Proyek-proyek modernisasi yang menelan dana besar contohnya pembangunan gedung-gedung kantor pajak baru, pengadaan ratusan mobil dinas  yaitu Suzuki APV dan KIA Carens II ( pada masa sebelumnya mobil dinas Ditjen Pajak adalah Kijang dan Panther, yang dikenal irit dan tak rewel ), pengadaan peralatan TI dan pembuatan jaringannya. Proyek yang spektakuler adalan pembangunan jaringan TI bernama PINTAR yang menelan dana US$ 145 juta ( pinjaman bank dunia ).
Salah satu proyek yang diduga terjadi mark up adalah proyek pengadaan alat sistem teknologi informasi di kantor pusat Ditjen Pajak pada tahun 2006 senilai Rp. 43 milyar. Hasil audit BPK menemukan adanya penyelewengan sebesar Rp. 12 milyar.
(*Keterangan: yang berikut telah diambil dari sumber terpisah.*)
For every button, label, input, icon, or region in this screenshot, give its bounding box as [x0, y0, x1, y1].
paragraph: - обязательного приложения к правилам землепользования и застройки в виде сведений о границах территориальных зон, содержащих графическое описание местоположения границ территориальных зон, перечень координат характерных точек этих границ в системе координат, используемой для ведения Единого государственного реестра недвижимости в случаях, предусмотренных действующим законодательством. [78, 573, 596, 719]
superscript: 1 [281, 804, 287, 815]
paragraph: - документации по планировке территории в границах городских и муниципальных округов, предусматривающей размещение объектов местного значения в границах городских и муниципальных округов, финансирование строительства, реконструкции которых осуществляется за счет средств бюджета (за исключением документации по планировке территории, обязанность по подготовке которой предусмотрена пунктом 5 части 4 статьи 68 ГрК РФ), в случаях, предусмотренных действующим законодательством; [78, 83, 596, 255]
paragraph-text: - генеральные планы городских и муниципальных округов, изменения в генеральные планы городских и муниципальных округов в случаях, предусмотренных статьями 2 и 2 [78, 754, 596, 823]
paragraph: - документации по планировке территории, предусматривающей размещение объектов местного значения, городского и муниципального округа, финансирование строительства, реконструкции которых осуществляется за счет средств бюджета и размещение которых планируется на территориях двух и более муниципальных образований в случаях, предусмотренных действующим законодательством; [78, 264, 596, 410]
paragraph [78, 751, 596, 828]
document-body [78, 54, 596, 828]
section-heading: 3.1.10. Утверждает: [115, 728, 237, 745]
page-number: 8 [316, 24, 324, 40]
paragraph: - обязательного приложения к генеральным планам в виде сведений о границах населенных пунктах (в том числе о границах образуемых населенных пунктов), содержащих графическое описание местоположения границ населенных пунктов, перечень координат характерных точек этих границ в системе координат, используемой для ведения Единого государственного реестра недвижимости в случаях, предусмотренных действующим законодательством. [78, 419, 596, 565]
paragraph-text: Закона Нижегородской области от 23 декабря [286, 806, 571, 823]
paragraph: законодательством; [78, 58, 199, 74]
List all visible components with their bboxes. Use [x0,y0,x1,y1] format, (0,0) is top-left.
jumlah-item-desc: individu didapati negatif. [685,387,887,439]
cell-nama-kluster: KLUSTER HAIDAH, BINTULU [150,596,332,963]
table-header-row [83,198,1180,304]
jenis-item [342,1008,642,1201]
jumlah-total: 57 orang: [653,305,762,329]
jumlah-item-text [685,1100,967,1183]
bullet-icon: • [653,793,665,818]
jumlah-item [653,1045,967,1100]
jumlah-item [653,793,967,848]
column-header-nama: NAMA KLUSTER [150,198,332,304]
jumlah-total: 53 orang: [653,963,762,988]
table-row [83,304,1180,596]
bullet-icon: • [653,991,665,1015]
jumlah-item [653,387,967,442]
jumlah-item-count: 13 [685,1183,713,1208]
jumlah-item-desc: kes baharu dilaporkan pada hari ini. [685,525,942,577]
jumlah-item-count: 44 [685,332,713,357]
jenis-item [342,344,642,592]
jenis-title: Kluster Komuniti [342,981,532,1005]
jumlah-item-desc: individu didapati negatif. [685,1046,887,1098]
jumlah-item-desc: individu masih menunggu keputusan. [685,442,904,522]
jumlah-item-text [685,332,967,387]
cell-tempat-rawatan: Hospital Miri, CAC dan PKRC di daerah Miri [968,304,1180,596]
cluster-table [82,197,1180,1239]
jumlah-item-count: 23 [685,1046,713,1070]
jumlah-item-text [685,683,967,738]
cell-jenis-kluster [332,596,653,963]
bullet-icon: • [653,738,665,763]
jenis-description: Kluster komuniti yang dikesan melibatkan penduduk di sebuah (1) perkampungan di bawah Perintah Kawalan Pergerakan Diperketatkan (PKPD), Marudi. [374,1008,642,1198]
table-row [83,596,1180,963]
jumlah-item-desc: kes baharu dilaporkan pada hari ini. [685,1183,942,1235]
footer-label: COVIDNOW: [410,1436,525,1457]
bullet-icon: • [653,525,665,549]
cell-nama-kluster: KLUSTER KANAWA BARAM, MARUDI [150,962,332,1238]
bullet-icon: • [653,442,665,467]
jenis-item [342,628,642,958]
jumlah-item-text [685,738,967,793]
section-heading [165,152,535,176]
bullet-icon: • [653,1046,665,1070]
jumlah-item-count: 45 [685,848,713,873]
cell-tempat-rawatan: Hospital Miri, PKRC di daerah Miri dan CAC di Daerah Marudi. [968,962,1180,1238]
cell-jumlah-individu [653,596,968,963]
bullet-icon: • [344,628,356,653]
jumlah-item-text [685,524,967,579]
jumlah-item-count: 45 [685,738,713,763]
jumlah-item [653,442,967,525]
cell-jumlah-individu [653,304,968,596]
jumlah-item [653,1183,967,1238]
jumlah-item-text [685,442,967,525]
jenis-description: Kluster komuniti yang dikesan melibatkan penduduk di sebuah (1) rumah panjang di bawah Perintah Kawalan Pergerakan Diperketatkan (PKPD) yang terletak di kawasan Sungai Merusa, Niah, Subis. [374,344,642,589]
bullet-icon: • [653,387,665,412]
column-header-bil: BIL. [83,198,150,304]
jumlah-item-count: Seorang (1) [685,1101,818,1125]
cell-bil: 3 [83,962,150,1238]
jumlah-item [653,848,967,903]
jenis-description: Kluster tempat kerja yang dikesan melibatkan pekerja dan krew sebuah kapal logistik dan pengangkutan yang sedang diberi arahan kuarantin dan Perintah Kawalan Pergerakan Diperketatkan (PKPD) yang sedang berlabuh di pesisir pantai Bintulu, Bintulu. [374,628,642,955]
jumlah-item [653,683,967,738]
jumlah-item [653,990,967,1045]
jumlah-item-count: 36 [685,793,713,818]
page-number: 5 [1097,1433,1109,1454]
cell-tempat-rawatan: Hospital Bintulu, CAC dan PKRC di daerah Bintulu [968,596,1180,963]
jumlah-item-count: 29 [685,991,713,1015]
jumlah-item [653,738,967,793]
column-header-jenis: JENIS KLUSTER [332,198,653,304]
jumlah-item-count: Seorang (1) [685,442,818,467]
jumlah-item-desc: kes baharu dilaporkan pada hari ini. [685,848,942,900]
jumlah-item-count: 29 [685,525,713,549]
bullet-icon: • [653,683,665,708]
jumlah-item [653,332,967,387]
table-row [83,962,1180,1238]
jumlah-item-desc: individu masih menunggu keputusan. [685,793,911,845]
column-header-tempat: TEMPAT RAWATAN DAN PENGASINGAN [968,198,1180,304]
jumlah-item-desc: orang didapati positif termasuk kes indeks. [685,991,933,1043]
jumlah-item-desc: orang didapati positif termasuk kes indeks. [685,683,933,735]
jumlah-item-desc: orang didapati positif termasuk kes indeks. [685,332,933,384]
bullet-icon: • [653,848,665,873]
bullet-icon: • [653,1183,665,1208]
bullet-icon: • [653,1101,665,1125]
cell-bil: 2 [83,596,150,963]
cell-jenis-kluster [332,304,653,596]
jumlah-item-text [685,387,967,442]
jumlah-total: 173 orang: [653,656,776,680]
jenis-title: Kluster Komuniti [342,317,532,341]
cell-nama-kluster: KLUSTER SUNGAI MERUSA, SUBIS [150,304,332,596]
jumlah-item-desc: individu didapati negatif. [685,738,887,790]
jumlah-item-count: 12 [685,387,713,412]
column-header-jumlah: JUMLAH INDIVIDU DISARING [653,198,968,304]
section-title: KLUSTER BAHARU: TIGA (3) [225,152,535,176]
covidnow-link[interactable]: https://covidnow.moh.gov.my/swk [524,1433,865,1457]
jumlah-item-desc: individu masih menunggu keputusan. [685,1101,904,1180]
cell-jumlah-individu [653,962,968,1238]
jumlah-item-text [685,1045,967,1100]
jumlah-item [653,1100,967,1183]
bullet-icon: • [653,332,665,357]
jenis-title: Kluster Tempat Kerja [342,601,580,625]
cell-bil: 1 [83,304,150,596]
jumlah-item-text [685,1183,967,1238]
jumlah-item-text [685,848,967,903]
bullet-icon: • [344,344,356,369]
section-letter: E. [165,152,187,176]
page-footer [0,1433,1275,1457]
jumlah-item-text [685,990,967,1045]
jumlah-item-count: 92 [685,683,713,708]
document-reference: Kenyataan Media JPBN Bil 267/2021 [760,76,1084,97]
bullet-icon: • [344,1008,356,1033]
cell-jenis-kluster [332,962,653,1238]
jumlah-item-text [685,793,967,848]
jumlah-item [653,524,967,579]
Pada 4 November 2011, Kejaksaan Agung telah menetapkan 2 orang pejabat Ditjen Pajak sebagai tersangka. Mereka adalah Bahar, Ketua Panitia Proses Pengadaan Sistem Informasi Manajamen dan tersangka kedua bernama Pulung Sukarno yang menjabat sebagai Pejabat Pembuat Komitmen.
Sebagai catatan, Pulung Sukarno sebelumnya pernah menjabat Kepala Pemeriksaan dan Penyidikan Pajak Surabaya Dua yang sempat membongkar kasus faktur pajak fiktif di tahun 2005 ( Alfian Firdaus dkk ). Kasus itu telah menyeret 4 pegawai pajak golongan II (, mantan cleaning service dan pegawai honorer kantor pajak ( baca Catatan harian Seorang Mafia Pajak ).
Dalam kasus korupsi proyek TI ini, Kejagung telah menggeledah empat lokasi yaitu Kantor Pusat Ditjen Pajak, Kantor Pengolahan Data dan Dokumen Pajak di Jakarta Barat, dan dua lokasi rumah tersangka B di Jl Madrasah Gandaria Jakarta Selatan, serta Komplek Cinere, Depok, Jawa Barat.
Ditjen Pajak sendiri melalui juru bicaranya Dedi Rudaedi menyatakan mendukung langkah hukum yang dilakukan kejaksaan agung, namun akan tetap memberikan bantuan hukum kepada kedua tersangka sesuai ketentuan.
Terkuaknya kasus korupsi anggaran di Ditjen Pajak semakin menambah panjang kasus-kasus korupsi di Diten Pajak. Kasus pajak yang paling menonjol selain kasus kasus Gayus dan Bahsyim adalah kasus restitusi fiktif dan manipulasi fiskal luar negeri. Trilyunan uang negara menguap disini. Temuan BPK di tahun 2004, sepanjang periode 1999-2000 ada penyimpangan  restitusi pajak sebesar Rp 1,95 triliun. Padahal masih banyak kasus lain (  contoh : KPP Pademangan dan PHS ). Ekonom Drajat H Wibowo pada tahun 2007 pernah mengungkapkan ada potensi fiskal luar negeri ( FLN ) sebesar Rp. 1 trilyun yang raib pada tahun 2004-2006.  Sayang tak pernah ada penyelesaian yang tuntas atas kasus-kasus pajak tersebut.